Monster Beverage Reports Q3 Earnings Miss
(Reuters) – Monster Beverage (NASDAQ:MNST) missed Wall Street estimates for third-quarter sales and profit on Thursday, as cost-conscious consumers cut back spending on its higher-priced beverages.
Shares of the company were down about 3% after the bell.
Consumers, especially from low to middle-income groups, have been curbing their cravings for branded non-alcoholic drinks and opting for cheaper alternatives.
This has hurt sales of companies like Monster Beverage, Keurig Dr Pepper (NASDAQ:KDP) and PepsiCo (NASDAQ:PEP), while Coca-Cola (NYSE:KO) was able to attract customers with tight budgets in the United States.
For the third quarter, the company posted net sales of $1.88 billion, compared with analysts' average estimate of $1.91 billion, according to data compiled by LSEG.
On an adjusted basis, it posted a profit of 40 cents per share, compared with estimates of 43 cents per share.

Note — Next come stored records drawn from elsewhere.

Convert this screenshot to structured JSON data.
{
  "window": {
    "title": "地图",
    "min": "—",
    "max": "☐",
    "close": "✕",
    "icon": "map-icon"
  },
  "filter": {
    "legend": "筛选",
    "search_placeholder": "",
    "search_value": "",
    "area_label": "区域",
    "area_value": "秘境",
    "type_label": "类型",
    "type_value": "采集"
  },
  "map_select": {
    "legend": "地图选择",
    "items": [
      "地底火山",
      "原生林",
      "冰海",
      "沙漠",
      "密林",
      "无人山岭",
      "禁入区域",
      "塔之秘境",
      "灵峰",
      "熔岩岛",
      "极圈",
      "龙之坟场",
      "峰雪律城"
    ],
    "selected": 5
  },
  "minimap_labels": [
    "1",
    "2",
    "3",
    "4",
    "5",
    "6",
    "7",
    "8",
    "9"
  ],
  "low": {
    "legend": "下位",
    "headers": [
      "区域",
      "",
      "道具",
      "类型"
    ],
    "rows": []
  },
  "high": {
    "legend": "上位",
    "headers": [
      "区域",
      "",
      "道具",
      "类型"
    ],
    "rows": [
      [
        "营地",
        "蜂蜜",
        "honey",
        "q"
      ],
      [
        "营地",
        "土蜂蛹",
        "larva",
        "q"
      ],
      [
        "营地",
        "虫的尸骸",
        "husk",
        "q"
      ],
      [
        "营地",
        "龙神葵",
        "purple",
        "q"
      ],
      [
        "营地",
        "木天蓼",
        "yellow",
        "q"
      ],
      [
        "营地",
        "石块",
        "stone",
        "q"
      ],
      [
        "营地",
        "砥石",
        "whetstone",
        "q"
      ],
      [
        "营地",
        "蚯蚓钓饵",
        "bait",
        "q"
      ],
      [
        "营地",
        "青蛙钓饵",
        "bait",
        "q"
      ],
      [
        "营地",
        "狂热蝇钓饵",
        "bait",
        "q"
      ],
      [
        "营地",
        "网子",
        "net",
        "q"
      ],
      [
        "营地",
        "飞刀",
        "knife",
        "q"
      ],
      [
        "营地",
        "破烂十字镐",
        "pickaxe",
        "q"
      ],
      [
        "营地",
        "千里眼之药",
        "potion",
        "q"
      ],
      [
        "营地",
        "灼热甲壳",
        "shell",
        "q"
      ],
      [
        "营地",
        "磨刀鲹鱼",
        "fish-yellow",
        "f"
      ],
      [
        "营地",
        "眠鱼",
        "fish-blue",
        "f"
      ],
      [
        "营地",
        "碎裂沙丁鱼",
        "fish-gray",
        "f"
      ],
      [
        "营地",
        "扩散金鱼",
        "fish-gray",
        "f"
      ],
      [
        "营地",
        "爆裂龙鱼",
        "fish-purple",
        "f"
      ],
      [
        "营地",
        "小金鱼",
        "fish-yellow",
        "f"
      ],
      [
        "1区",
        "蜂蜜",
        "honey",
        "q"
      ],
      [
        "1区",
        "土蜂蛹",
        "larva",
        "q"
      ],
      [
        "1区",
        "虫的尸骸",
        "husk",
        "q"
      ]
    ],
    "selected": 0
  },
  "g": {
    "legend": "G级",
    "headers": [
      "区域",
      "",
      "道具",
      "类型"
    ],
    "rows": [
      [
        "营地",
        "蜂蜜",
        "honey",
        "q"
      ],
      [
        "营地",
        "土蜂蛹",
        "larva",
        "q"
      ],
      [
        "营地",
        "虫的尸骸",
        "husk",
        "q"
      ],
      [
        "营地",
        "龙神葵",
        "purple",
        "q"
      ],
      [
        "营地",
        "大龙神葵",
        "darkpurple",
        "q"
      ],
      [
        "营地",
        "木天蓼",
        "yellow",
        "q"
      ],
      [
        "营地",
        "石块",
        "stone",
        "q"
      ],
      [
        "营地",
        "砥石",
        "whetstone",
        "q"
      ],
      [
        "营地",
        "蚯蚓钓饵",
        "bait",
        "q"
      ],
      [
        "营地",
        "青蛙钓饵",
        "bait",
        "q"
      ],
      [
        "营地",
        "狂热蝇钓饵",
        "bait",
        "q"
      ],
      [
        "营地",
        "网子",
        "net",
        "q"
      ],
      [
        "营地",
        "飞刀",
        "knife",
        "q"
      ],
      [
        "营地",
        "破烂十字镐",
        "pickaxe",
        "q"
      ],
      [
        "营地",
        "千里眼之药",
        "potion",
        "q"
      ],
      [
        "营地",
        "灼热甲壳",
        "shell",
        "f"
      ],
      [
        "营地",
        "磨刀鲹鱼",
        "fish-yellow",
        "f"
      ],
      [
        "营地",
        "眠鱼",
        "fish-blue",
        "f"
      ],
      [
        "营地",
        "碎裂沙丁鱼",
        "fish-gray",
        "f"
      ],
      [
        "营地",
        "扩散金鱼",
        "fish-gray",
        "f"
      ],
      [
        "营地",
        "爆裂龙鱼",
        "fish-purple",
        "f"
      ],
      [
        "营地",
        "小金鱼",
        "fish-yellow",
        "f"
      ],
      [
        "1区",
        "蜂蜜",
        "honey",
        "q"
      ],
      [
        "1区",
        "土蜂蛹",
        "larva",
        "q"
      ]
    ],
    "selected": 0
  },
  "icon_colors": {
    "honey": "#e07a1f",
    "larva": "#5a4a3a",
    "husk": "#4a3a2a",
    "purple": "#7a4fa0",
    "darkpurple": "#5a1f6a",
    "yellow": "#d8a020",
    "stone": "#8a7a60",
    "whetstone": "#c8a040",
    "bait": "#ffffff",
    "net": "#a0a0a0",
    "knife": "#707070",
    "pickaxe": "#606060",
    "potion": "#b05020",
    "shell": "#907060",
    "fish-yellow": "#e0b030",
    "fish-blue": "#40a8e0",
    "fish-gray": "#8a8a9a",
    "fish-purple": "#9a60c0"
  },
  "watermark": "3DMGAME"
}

"Hurricanes Helene and Milton impacted sales at retail in certain states in September and October; however, we cannot determine the impact on our business," said CEO Hilton Schlosberg.
However, benefits from taking 5% price hikes during the quarter ended Sept. 30, coupled with lower input costs, helped the company's margins.
Monster's quarterly gross profit as a percentage of sales was 53.2%, compared to 53.0% a year ago.